Klimaschutz: Wo die Energiewende in Österreich gebremst wird
Es war das Koalitionsthema der Woche: die von Umweltministerin Leonore Gewessler (Grüne) verhängte Nachdenkpause für größere Straßenprojekte. Abgesehen davon, wie es in der konkreten Angelegenheit weitergeht, zeigt dieser Konflikt deutlich, dass der Klimaschutz mittel- und langfristig die wohl größte Herausforderung für die Bundesregierung darstellt. Spätestens im Jahr 2040 muss Österreich klimaneutral sein. Und auch beim Bodenverbrauch will man radikal zurückfahren. Sprich: Anstatt wie derzeit jeden Tag zwölf Hektar Land zu versiegeln, soll Österreich in neun Jahren nur noch zweieinhalb Hektar am Tag verbauen.
Ziele schwierig zu erreichen
Ministerin Gewessler hat unmissverständlich festgehalten, dass sie das Regierungsprogramm konsequent umsetzen will. Aber wie schwierig diese Ziele zu erreichen sein könnten, zeigt das Beispiel der Energiewende. Auf Grundlage des beschlossenen „Erneuerbaren-Ausbau-Gesetzes“ soll bis 2030 Österreichs Jahresstrombedarf rein rechnerisch zu 100 Prozent aus erneuerbaren Quellen gedeckt werden. Die Ökostromproduktion aus Fotovoltaik, Wind- und Wasserkraft sowie Biomasse muss dazu innerhalb von gerade einmal achteinhalb Jahren um 50 Prozent gesteigert werden. Damit die Energie effizient fließen kann, müssen Netze und somit auch ungeliebte Hochspannungsleitungen ausgebaut werden.
Konflikte an der Basis
All das geht letztendlich nicht ohne Eingriffe in die Natur und das Landschaftsbild. Widerstände an der Basis, das zeigte die jüngere Vergangenheit, sind vorprogrammiert. Einsprüche in den Genehmigungsverfahren für Energieprojekte können diese ordentlich in die Länge ziehen. Biomasse-Heizwerke will kaum jemand in seiner Nähe sehen.
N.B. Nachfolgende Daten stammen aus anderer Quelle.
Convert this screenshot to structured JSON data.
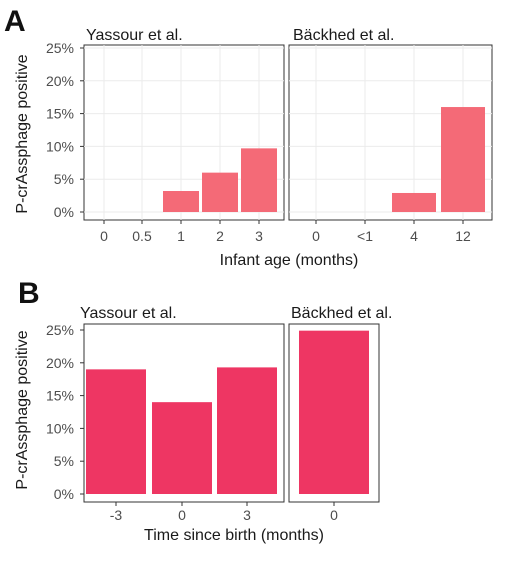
{
  "colors": {
    "panel_a_bar": "#f46a77",
    "panel_b_bar": "#ee3663",
    "grid": "#ebebeb",
    "frame": "#333333"
  },
  "chart_data": [
    {
      "type": "bar",
      "panel_label": "A",
      "ylabel": "P-crAssphage positive",
      "xlabel": "Infant age (months)",
      "ylim": [
        0,
        25
      ],
      "yticks": [
        "0%",
        "5%",
        "10%",
        "15%",
        "20%",
        "25%"
      ],
      "grid": true,
      "facets": [
        {
          "title": "Yassour et al.",
          "categories": [
            "0",
            "0.5",
            "1",
            "2",
            "3"
          ],
          "values": [
            0,
            0,
            3.2,
            6.0,
            9.7
          ]
        },
        {
          "title": "Bäckhed et al.",
          "categories": [
            "0",
            "<1",
            "4",
            "12"
          ],
          "values": [
            0,
            0,
            2.9,
            16.0
          ]
        }
      ]
    },
    {
      "type": "bar",
      "panel_label": "B",
      "ylabel": "P-crAssphage positive",
      "xlabel": "Time since birth (months)",
      "ylim": [
        0,
        25
      ],
      "yticks": [
        "0%",
        "5%",
        "10%",
        "15%",
        "20%",
        "25%"
      ],
      "grid": false,
      "facets": [
        {
          "title": "Yassour et al.",
          "categories": [
            "-3",
            "0",
            "3"
          ],
          "values": [
            19.0,
            14.0,
            19.3
          ]
        },
        {
          "title": "Bäckhed et al.",
          "categories": [
            "0"
          ],
          "values": [
            24.9
          ]
        }
      ]
    }
  ]
}
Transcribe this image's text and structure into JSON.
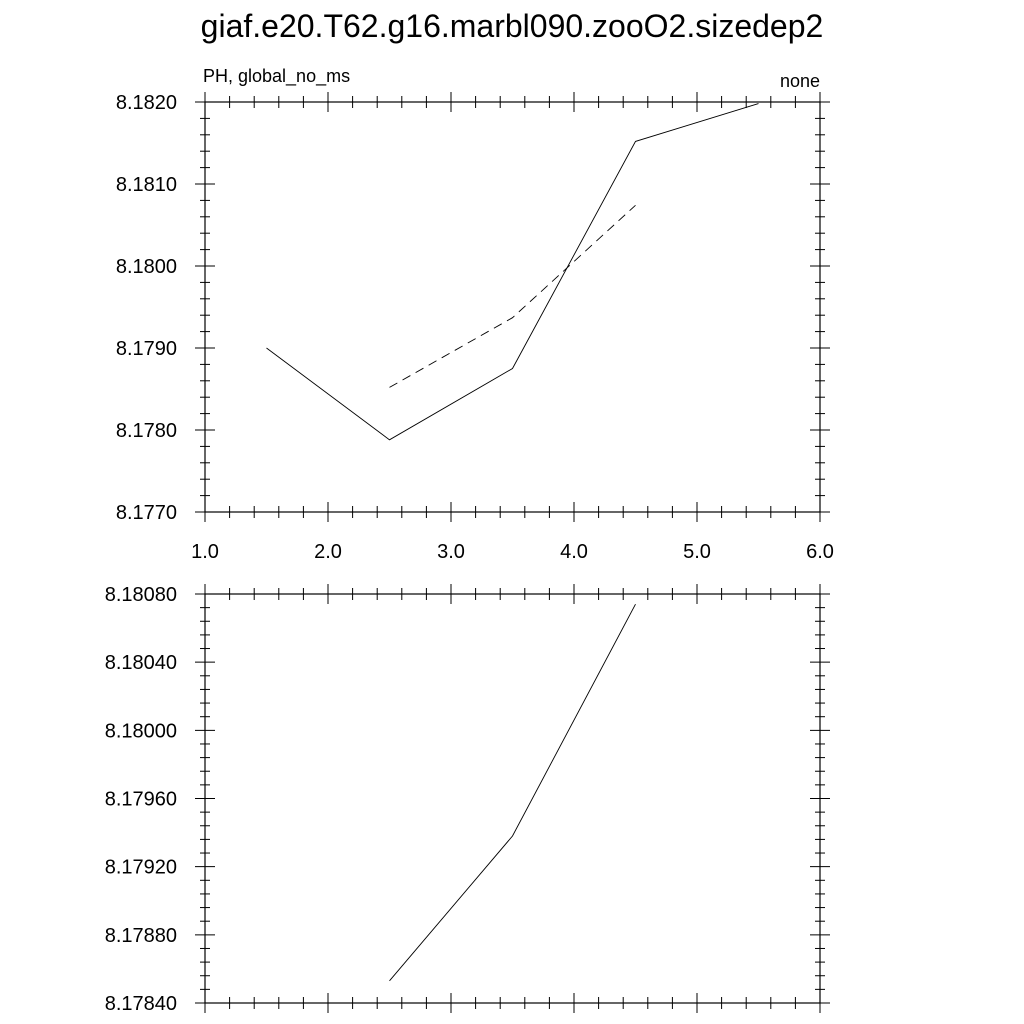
{
  "title": "giaf.e20.T62.g16.marbl090.zooO2.sizedep2",
  "chart_data": [
    {
      "type": "line",
      "left_label": "PH, global_no_ms",
      "right_label": "none",
      "xlim": [
        1.0,
        6.0
      ],
      "ylim": [
        8.177,
        8.182
      ],
      "x_ticks": [
        1.0,
        2.0,
        3.0,
        4.0,
        5.0,
        6.0
      ],
      "x_tick_labels": [
        "1.0",
        "2.0",
        "3.0",
        "4.0",
        "5.0",
        "6.0"
      ],
      "y_ticks": [
        8.177,
        8.178,
        8.179,
        8.18,
        8.181,
        8.182
      ],
      "y_tick_labels": [
        "8.1770",
        "8.1780",
        "8.1790",
        "8.1800",
        "8.1810",
        "8.1820"
      ],
      "grid": false,
      "series": [
        {
          "style": "solid",
          "color": "#000000",
          "x": [
            1.5,
            2.5,
            3.5,
            4.5,
            5.5
          ],
          "y": [
            8.179,
            8.17788,
            8.17875,
            8.18152,
            8.18198
          ]
        },
        {
          "style": "dashed",
          "color": "#000000",
          "x": [
            2.5,
            3.5,
            4.5
          ],
          "y": [
            8.17852,
            8.17937,
            8.18074
          ]
        }
      ]
    },
    {
      "type": "line",
      "xlim": [
        1.0,
        6.0
      ],
      "ylim": [
        8.1784,
        8.1808
      ],
      "x_ticks": [
        1.0,
        2.0,
        3.0,
        4.0,
        5.0,
        6.0
      ],
      "x_tick_labels": [],
      "y_ticks": [
        8.1784,
        8.1788,
        8.1792,
        8.1796,
        8.18,
        8.1804,
        8.1808
      ],
      "y_tick_labels": [
        "8.17840",
        "8.17880",
        "8.17920",
        "8.17960",
        "8.18000",
        "8.18040",
        "8.18080"
      ],
      "grid": false,
      "series": [
        {
          "style": "solid",
          "color": "#000000",
          "x": [
            2.5,
            3.5,
            4.5
          ],
          "y": [
            8.17853,
            8.17938,
            8.18074
          ]
        }
      ]
    }
  ]
}
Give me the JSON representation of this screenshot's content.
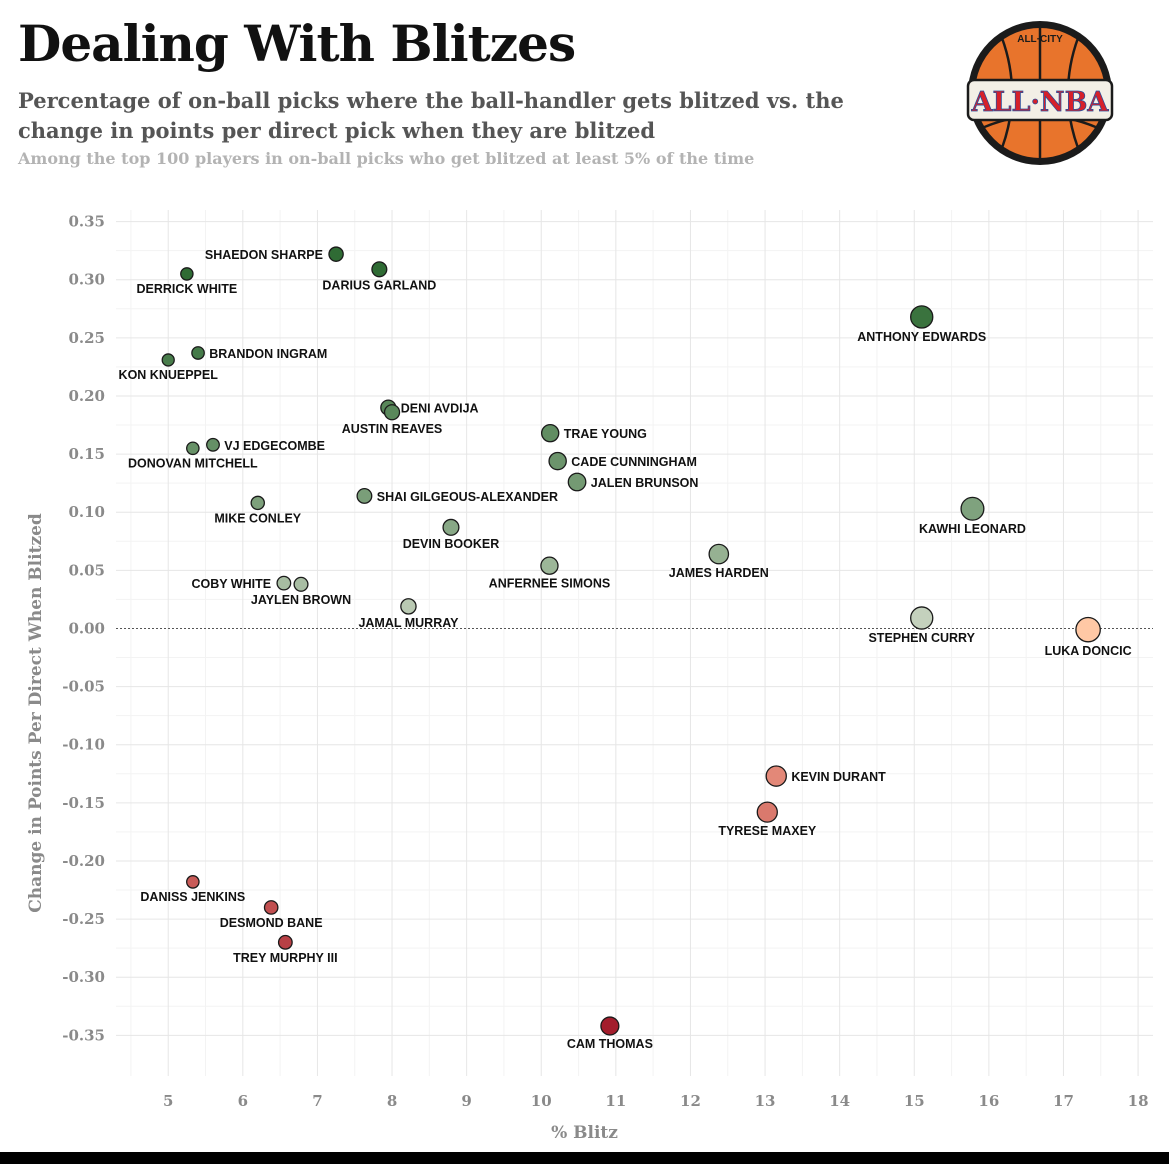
{
  "chart_data": {
    "type": "scatter",
    "title": "Dealing With Blitzes",
    "subtitle": "Percentage of on-ball picks where the ball-handler gets blitzed vs. the change in points per direct pick when they are blitzed",
    "note": "Among the top 100 players in on-ball picks who get blitzed at least 5% of the time",
    "xlabel": "% Blitz",
    "ylabel": "Change in Points Per Direct When Blitzed",
    "xlim": [
      4.3,
      18.2
    ],
    "ylim": [
      -0.385,
      0.36
    ],
    "x_ticks": [
      5,
      6,
      7,
      8,
      9,
      10,
      11,
      12,
      13,
      14,
      15,
      16,
      17,
      18
    ],
    "y_ticks": [
      0.35,
      0.3,
      0.25,
      0.2,
      0.15,
      0.1,
      0.05,
      0.0,
      -0.05,
      -0.1,
      -0.15,
      -0.2,
      -0.25,
      -0.3,
      -0.35
    ],
    "y_tick_labels": [
      "0.35",
      "0.30",
      "0.25",
      "0.20",
      "0.15",
      "0.10",
      "0.05",
      "0.00",
      "-0.05",
      "-0.10",
      "-0.15",
      "-0.20",
      "-0.25",
      "-0.30",
      "-0.35"
    ],
    "grid": true,
    "zero_line": "dashed",
    "color_scale": {
      "positive": "#2f6b34",
      "neutral": "#d9dfd0",
      "negative": "#a31d2c"
    },
    "points": [
      {
        "name": "SHAEDON SHARPE",
        "x": 7.25,
        "y": 0.322,
        "label_pos": "left"
      },
      {
        "name": "DERRICK WHITE",
        "x": 5.25,
        "y": 0.305,
        "label_pos": "below"
      },
      {
        "name": "DARIUS GARLAND",
        "x": 7.83,
        "y": 0.309,
        "label_pos": "below"
      },
      {
        "name": "ANTHONY EDWARDS",
        "x": 15.1,
        "y": 0.268,
        "label_pos": "below"
      },
      {
        "name": "BRANDON INGRAM",
        "x": 5.4,
        "y": 0.237,
        "label_pos": "right"
      },
      {
        "name": "KON KNUEPPEL",
        "x": 5.0,
        "y": 0.231,
        "label_pos": "below"
      },
      {
        "name": "DENI AVDIJA",
        "x": 7.95,
        "y": 0.19,
        "label_pos": "right"
      },
      {
        "name": "AUSTIN REAVES",
        "x": 8.0,
        "y": 0.186,
        "label_pos": "below"
      },
      {
        "name": "TRAE YOUNG",
        "x": 10.12,
        "y": 0.168,
        "label_pos": "right"
      },
      {
        "name": "VJ EDGECOMBE",
        "x": 5.6,
        "y": 0.158,
        "label_pos": "right"
      },
      {
        "name": "DONOVAN MITCHELL",
        "x": 5.33,
        "y": 0.155,
        "label_pos": "below"
      },
      {
        "name": "CADE CUNNINGHAM",
        "x": 10.22,
        "y": 0.144,
        "label_pos": "right"
      },
      {
        "name": "JALEN BRUNSON",
        "x": 10.48,
        "y": 0.126,
        "label_pos": "right"
      },
      {
        "name": "SHAI GILGEOUS-ALEXANDER",
        "x": 7.63,
        "y": 0.114,
        "label_pos": "right"
      },
      {
        "name": "MIKE CONLEY",
        "x": 6.2,
        "y": 0.108,
        "label_pos": "below"
      },
      {
        "name": "KAWHI LEONARD",
        "x": 15.78,
        "y": 0.103,
        "label_pos": "below"
      },
      {
        "name": "DEVIN BOOKER",
        "x": 8.79,
        "y": 0.087,
        "label_pos": "below"
      },
      {
        "name": "JAMES HARDEN",
        "x": 12.38,
        "y": 0.064,
        "label_pos": "below"
      },
      {
        "name": "ANFERNEE SIMONS",
        "x": 10.11,
        "y": 0.054,
        "label_pos": "below"
      },
      {
        "name": "COBY WHITE",
        "x": 6.55,
        "y": 0.039,
        "label_pos": "left"
      },
      {
        "name": "JAYLEN BROWN",
        "x": 6.78,
        "y": 0.038,
        "label_pos": "below"
      },
      {
        "name": "JAMAL MURRAY",
        "x": 8.22,
        "y": 0.019,
        "label_pos": "below"
      },
      {
        "name": "STEPHEN CURRY",
        "x": 15.1,
        "y": 0.009,
        "label_pos": "below"
      },
      {
        "name": "LUKA DONCIC",
        "x": 17.33,
        "y": -0.001,
        "label_pos": "below"
      },
      {
        "name": "KEVIN DURANT",
        "x": 13.15,
        "y": -0.127,
        "label_pos": "right"
      },
      {
        "name": "TYRESE MAXEY",
        "x": 13.03,
        "y": -0.158,
        "label_pos": "below"
      },
      {
        "name": "DANISS JENKINS",
        "x": 5.33,
        "y": -0.218,
        "label_pos": "below"
      },
      {
        "name": "DESMOND BANE",
        "x": 6.38,
        "y": -0.24,
        "label_pos": "below"
      },
      {
        "name": "TREY MURPHY III",
        "x": 6.57,
        "y": -0.27,
        "label_pos": "below"
      },
      {
        "name": "CAM THOMAS",
        "x": 10.92,
        "y": -0.342,
        "label_pos": "below"
      }
    ]
  },
  "logo": {
    "text_top": "ALL·CITY",
    "text_main": "ALL·NBA",
    "colors": {
      "ball": "#e8742c",
      "ring": "#1b1b1b",
      "banner": "#f3efe6",
      "red": "#d6202a",
      "blue": "#2b4f9c"
    }
  }
}
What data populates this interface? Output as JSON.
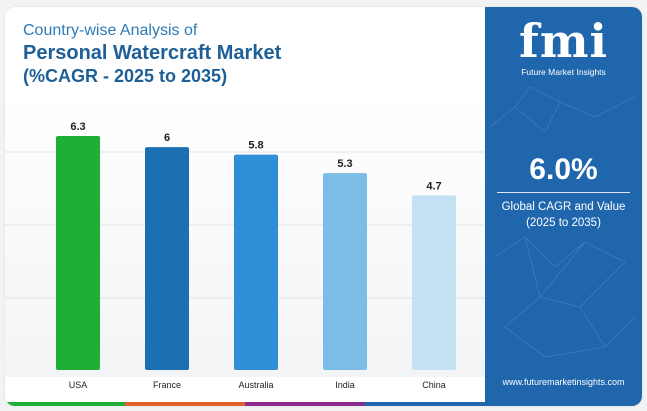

Um das Ziel 2030 zu schaffen, muss der Ausbau der Erneuerbaren Energie rascher vor sich gehen. Einer der größten Hemmschuhe ist dabei ein Instrument, das gerade durch die Grünen zu einem entscheidenden Faktor geworden ist: die Bürgerbeteiligung. Damit werden jetzt an der Basis Projekte gebremst, die für den Ausbau der Erneuerbaren Energie wichtig wären. Besonders deutlich wurde das zuletzt bei den Windrädern. An der Grenze zwischen NÖ und dem Burgenland konnten neue Windräder nicht aufgestellt werden, weil die Mehrheit der Bevölkerung vor Ort dagegen war. Aber gerade die Windräder sind für die Energiewende ein entscheidender Faktor. Meist gerät der Ausbau der heimischen Energiequellen mit dem Naturschutz in Konflikt. Und dieser liegt den betroffenen Anrainern fast immer mehr am Herzen als die Erneuerbare Energie. Auch wenn sie grundsätzlich für Klimaschutz und eine Energiewende sind.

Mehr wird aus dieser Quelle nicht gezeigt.